Now my question is: is ESX 3.5 an appliance or a host OS? Do I actually want to make the recommended changes? Will it mess up something in the future when a patch from VMware assumes something about my environment that isn’t true because I’ve changed it? Exactly how much do I want to go messing around with things like NTP settings when the recommended way to configure NTP is through VirtualCenter?

I look forward to a time when ESX 3i is on par with ESX 3.5, but in the interim do I change things to gain a little security and run the risk of problems later? Is ESX a Linux distribution or is it an appliance?

8 thoughts on “ConfigCheck vs. Appliances”

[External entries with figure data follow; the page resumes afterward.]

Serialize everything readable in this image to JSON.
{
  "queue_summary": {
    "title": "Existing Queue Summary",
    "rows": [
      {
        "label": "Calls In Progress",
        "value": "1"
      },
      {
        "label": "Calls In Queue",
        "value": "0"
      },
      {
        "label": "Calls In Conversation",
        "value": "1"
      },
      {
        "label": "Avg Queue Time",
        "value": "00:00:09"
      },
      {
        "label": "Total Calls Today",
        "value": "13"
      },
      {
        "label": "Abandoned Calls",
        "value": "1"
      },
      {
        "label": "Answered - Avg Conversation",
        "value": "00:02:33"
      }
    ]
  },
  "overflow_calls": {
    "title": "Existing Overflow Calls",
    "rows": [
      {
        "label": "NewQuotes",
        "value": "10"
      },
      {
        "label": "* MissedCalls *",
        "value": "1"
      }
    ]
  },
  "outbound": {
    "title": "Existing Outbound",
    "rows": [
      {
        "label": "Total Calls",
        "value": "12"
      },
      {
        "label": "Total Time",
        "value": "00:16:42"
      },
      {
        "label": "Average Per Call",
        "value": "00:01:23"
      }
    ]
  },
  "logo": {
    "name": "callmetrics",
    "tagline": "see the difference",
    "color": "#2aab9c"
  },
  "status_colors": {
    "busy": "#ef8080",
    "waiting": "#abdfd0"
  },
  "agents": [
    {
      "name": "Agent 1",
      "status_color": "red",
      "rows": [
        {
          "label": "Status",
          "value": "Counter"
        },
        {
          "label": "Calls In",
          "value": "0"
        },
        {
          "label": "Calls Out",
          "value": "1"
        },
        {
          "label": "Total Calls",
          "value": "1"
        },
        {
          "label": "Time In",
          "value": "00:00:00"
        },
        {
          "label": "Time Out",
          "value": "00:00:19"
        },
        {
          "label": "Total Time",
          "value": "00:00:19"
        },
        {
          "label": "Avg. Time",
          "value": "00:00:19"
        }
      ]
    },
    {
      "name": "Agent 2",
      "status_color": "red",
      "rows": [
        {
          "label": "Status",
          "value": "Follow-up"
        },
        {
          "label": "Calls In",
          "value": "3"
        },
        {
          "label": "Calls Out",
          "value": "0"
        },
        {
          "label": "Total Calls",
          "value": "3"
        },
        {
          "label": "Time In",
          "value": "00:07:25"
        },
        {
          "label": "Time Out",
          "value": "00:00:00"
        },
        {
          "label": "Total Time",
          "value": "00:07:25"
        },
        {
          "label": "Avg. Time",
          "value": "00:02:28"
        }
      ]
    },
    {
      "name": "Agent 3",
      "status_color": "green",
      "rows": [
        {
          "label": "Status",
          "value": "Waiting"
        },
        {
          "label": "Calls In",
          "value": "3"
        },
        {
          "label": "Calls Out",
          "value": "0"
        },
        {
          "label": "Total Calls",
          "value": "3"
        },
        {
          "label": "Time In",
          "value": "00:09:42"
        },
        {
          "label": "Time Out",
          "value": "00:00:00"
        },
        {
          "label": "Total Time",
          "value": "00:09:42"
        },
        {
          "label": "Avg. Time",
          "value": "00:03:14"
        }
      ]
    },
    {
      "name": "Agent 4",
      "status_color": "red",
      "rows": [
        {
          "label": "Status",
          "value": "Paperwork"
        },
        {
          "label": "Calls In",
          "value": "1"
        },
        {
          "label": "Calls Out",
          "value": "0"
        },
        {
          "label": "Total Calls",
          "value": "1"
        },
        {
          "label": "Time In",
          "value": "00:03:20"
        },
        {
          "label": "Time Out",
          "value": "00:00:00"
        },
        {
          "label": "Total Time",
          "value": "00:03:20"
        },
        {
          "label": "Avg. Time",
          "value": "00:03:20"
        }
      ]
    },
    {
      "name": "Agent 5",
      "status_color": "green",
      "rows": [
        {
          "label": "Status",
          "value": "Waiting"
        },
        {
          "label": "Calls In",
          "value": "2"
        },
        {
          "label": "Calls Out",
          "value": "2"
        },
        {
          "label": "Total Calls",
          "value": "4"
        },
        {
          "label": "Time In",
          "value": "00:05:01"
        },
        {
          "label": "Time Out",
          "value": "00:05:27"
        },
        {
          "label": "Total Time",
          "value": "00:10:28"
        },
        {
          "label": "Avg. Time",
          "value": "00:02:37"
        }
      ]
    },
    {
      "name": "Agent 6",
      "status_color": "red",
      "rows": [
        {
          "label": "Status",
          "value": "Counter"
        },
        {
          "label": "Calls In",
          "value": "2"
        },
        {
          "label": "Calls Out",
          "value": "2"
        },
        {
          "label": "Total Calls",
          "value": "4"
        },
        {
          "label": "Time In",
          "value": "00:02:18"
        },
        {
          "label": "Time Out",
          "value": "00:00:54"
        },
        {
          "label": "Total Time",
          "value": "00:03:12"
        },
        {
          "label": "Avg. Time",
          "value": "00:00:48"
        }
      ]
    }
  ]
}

  1. The difference between a Linux distribution and an appliance is the sysadmin.

    Consider:

    A Windows Administrator running ESX considers it an appliance with a gui that happens to have a command line similar to a Linux Distribution.

    A Unix Administrator running ESX considers it a Linux Distribution running a type 1 hypervisor that happens to have a cool windows management tool.

    Perspective is everything.

  2. An appliance can come with many knobs and levers, and the ConfigCheck tool is simply indicating what are the most secure settings for those. These might not be what you want in a simple test/dev or other controlled environment because they might compromise on convenience or manageability, but they would be what you’d want in production.

  3. The advice I’ve received is to treat it as an appliance. Bugfixes are fine to patch; new versions == nuke’n’rebuild time.

    If you need to make changes, automate and push them across all hosts, and add them to your automated build environment.